The big issue here is what Lessig talked about years ago: Free Culture

Then a car commercial parody I made (arguably one of my better videos) was taken down because I used an unlicensed song. That pissed me off. I couldn't easily go back and re-edit the video to remove the song, as the source media had long since been archived in a shoebox somewhere. And I couldn't simply re-upload the video, as it got identified and taken down every time. I needed to find a way to outsmart the fingerprinter. I was angry and I had a lot of free time. Not a good combination.
The guy who wrote TFA is upset that his largely unviewed videos didn't pass an automated test.

My beef with the system is that when culurally significant videos such as the Chinese "Caonima" get taken down because the song violates some copyright of a company I've never heard of on a song I've never in a million years think of buying.

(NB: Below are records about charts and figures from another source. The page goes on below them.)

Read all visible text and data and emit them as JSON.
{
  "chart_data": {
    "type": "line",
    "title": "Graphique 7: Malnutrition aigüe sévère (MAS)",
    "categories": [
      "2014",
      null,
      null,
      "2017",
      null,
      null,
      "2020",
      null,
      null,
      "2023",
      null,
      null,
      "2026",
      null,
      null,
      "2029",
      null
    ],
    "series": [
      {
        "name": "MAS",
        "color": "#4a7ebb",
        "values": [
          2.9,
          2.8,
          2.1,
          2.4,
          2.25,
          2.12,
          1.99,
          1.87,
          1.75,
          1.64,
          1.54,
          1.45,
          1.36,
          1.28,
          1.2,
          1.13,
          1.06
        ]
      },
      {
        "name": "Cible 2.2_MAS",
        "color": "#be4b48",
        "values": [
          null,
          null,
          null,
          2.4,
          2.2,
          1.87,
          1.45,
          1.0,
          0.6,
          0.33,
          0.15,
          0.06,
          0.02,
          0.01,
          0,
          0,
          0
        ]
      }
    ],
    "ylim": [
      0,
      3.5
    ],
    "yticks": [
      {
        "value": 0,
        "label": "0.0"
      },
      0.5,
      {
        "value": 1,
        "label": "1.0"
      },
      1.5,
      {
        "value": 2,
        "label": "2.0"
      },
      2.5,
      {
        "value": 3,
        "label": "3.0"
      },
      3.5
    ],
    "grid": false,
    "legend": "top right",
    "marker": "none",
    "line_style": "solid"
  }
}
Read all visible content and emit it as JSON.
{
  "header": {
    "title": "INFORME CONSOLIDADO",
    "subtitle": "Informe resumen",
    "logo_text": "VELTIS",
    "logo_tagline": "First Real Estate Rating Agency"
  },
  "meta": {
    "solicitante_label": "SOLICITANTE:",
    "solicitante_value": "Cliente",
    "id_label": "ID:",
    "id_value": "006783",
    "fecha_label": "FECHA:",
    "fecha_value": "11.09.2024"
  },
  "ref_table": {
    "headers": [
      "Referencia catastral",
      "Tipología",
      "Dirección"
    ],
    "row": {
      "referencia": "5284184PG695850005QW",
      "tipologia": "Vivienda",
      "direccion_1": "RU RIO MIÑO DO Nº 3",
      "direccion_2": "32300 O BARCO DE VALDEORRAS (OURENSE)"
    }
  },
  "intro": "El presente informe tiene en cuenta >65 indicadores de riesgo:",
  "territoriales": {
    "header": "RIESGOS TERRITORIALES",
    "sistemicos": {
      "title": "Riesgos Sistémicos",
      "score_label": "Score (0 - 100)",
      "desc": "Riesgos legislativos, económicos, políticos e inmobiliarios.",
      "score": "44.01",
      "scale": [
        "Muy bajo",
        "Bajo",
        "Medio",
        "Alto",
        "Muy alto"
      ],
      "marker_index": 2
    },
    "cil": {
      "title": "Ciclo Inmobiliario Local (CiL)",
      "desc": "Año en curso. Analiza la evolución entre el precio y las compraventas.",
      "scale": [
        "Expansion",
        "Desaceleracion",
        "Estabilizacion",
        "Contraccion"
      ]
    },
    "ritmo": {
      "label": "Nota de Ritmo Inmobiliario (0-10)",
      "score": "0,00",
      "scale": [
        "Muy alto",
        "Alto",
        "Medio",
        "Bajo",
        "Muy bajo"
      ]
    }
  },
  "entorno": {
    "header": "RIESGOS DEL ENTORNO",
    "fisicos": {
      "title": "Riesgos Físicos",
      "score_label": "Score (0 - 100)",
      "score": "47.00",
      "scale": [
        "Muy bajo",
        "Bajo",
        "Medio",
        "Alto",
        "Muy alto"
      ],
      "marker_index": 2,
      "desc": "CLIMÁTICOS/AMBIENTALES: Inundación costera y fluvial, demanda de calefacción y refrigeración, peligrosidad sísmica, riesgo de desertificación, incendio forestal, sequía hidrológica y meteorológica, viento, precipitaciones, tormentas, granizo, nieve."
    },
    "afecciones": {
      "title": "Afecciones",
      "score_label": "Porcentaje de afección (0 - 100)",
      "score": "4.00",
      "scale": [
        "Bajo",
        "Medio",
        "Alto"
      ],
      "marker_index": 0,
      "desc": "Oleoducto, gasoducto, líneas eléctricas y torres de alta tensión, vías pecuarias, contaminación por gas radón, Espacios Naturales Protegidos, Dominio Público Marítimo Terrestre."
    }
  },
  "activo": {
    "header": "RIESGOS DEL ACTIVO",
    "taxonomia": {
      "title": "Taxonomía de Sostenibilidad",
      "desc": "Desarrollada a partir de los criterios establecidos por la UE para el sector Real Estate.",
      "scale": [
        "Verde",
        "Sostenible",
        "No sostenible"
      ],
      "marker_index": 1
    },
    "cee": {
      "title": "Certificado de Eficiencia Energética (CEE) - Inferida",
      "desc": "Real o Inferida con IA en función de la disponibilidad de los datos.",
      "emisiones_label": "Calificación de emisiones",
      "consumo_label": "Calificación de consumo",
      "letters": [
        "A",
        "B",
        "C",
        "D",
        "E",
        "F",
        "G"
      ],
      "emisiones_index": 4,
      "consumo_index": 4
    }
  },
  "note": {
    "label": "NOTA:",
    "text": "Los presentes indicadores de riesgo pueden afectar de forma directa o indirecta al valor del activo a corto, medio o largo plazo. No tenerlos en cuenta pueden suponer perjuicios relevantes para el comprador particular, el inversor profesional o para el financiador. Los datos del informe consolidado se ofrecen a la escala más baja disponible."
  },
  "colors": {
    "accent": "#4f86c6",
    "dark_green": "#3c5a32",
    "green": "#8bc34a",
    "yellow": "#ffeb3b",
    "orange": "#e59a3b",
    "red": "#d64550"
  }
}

Hope that link works, I had to copy it from Google since I can't even access Youtube anymore here in China.
Re:Whew! by Tsunayoshi · 2009-04-22 07:00 · Score: 2, Interesting

There-in lies the rub with the "all information should be free" mindset...EVERYONE gets to look at it.
I think that is a feature, not a bug.

--
"Get a bicycle. You will not regret it, if you live." - Mark Twain, "Taming the Bicycle"
Re:music ip? by Joe+Snipe · 2009-04-22 07:25 · Score: 2, Interesting

If the first 30 seconds of a song are missing- maybe that makes youtube confident that it could be considered fairuse
Or if 30 seconds of additional blank footage were tacked on to the beginning?
And FWIW, there is a very valid reason for assumming they aren't using this fingerprint system: They already had their own in-house created system that they based off of their thumbnail maker program. It is also limited to within 30 sec of a clip if I recall.

--
Sometimes, life itself is sarcasm...
Yeah by Brain-Fu · 2009-04-22 07:26 · Score: 3, Interesting

Music Genome
Someone should do this for imeem.com by illectro · 2009-04-22 09:54 · Score: 2, Interesting

imeem have been doing this for the last few years, and they don't use audible magic, they used the Snocap fingerprint system which apparently was good enough for them to buy Snocap. Their business model has always been built around using the content identification system to make sure the right people get paid for audio played on the site.
imeem is primarily used by people uploading and sharing audio, so using an audio fingerprinting system seems more appropriate than youtube relying on an audio fingerprinter for video content.